In an effort which is more seen as promoting tourism than conservation, the Government with a few researchers and concerned stakeholders decided to import exotic african cheetah's to India in the name of restoring cheetah population. It is claimed by the proponents of this glorified african cheetah tourism project that relocating african cheetahs will have vital and far-reaching conservation consequences, which would aim to achieve a number of ecological objectives, including re-establishing the function role of cheetah within their historical range in India and improving the enhancing the livelihood options and economies of the local communities. Following the import of the 12 cheetahs in February, the plan is to translocate a further 12 annually for the next eight to 10 years. Scientific assessments will be undertaken periodically to inform such translocations.
Worldwide, cheetah numbers have declined from an estimated 15 000 adults in 1975 to a current global population of less than 7 000 individuals. In South Africa, the transition to democracy had substantial implications for wild cheetah conservation. The Game Theft Act (No. 105 of 1991) was responsible for a major change in land use from agriculture to ecotourism. Since 1994 cheetahs have been reintroduced into 63 newly established game reserves that currently support a combined metapopulation of 460 individuals. The Department of Fisheries, Forestry and the Environment has approved the export of up to 29 wild cheetah per annum to support conservation efforts for the species outside of the country.

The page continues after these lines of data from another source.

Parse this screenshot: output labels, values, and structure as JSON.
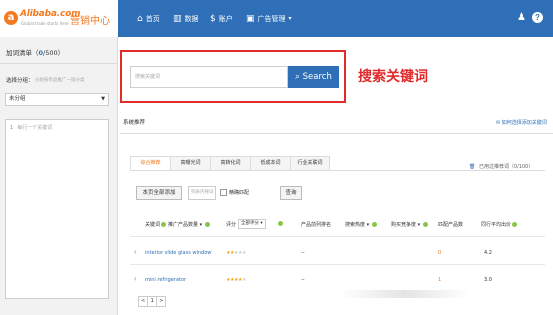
{
  "logo": {
    "brand": "Alibaba.com",
    "tagline": "Global trade starts here",
    "center_name": "营销中心"
  },
  "nav": {
    "items": [
      {
        "label": "首页",
        "icon": "home-icon",
        "glyph": "⌂"
      },
      {
        "label": "数据",
        "icon": "bar-chart-icon",
        "glyph": "▥"
      },
      {
        "label": "账户",
        "icon": "account-icon",
        "glyph": "$"
      },
      {
        "label": "广告管理",
        "icon": "briefcase-icon",
        "glyph": "▣"
      }
    ],
    "dropdown_caret": "▾",
    "bell_glyph": "♟",
    "help_glyph": "?"
  },
  "sidebar": {
    "title_prefix": "加词清单（",
    "count": "0",
    "title_suffix": "/500）",
    "group_label": "选择分组：",
    "group_hint": "分组按单品推广一级分类",
    "group_select": "未分组",
    "textarea_line_number": "1",
    "textarea_placeholder": "每行一个关键词"
  },
  "search": {
    "placeholder": "搜索关键词",
    "button_label": "Search",
    "button_icon": "search-icon",
    "annotation": "搜索关键词"
  },
  "section": {
    "tab_label": "系统推荐",
    "howto_link": "如何选择添加关键词"
  },
  "subtabs": [
    {
      "label": "综合推荐",
      "active": true
    },
    {
      "label": "高曝光词",
      "active": false
    },
    {
      "label": "高转化词",
      "active": false
    },
    {
      "label": "低成本词",
      "active": false
    },
    {
      "label": "行业关联词",
      "active": false
    }
  ],
  "recent": {
    "label": "已用过推荐词（0/100）",
    "icon": "trash-icon"
  },
  "actions": {
    "add_all": "本页全部添加",
    "filter_placeholder": "列表内搜词",
    "fuzzy_label": "精确匹配",
    "query": "查询"
  },
  "table": {
    "headers": {
      "keyword": "关键词",
      "products": "推广产品数量",
      "rating": "评分",
      "rating_select": "全部评分",
      "rank": "产品前列排名",
      "heat": "搜索热度",
      "competition": "购买竞争度",
      "matched": "匹配产品数",
      "avg_price": "同行平均出价"
    },
    "rows": [
      {
        "keyword": "interior slide glass window",
        "rating_stars": 2,
        "rank": "--",
        "heat": "",
        "competition": "",
        "matched": "0",
        "avg_price": "4.2"
      },
      {
        "keyword": "mini refrigerator",
        "rating_stars": 4,
        "rank": "--",
        "heat": "",
        "competition": "",
        "matched": "1",
        "avg_price": "3.0"
      }
    ],
    "max_stars": 5
  },
  "pager": {
    "prev": "<",
    "current": "1",
    "next": ">"
  }
}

Concerted efforts were made to select the best possible cheetah for the reintroduction effort. All 12 cheetahs are wild born, have grown up amongst competing predators including lion, leopard, hyena and wild dogs. They are considered predator savvy and should respond appropriately when they encounter a new predator guild in India that includes tigers, leopards, wolves, dholes, striped hyena, and sloth bears. The Cheetahs were kindly made available by Phinda Game Reserve (3), Tswalu Kalahari Reserve (3), the Waterberg Biosphere (3), Kwandwe Game Reserve (2) and Mapesu Game Reserve (1) and their translocation is in line with IUCN Guidelines for Reintroductions and Other Conservation Translocation and in accordance with international veterinary standards and protocols.
This multi-disciplinary international programme is being coordinated by the Department of Forestry, Fisheries and the Environment (DFFE), the Department of International Relations and Cooperation (DIRCO) in collaboration with the South African National Biodiversity Institute (SANBI), South African National Parks (SANParks), The Cheetah Metapopulation Initiative, the Faculty of Veterinary Science of the University of Pretoria and the Endangered Wildlife Trust (EWT) in South Africa together with the Ministry of Environment, Forest and Climate Change of India, the High Commission of India, the National Tiger Conservation Authority (NTCA) and the Wildlife Institute of India (WII) and Madhya Pradesh Forest Department.
(This story has been filed with inputs from media statement issued by the Department of Forestry, Fisheries and the Environment, South Africa)
This media statement was issued by the Department of Forestry, Fisheries and the Environment, South Africa.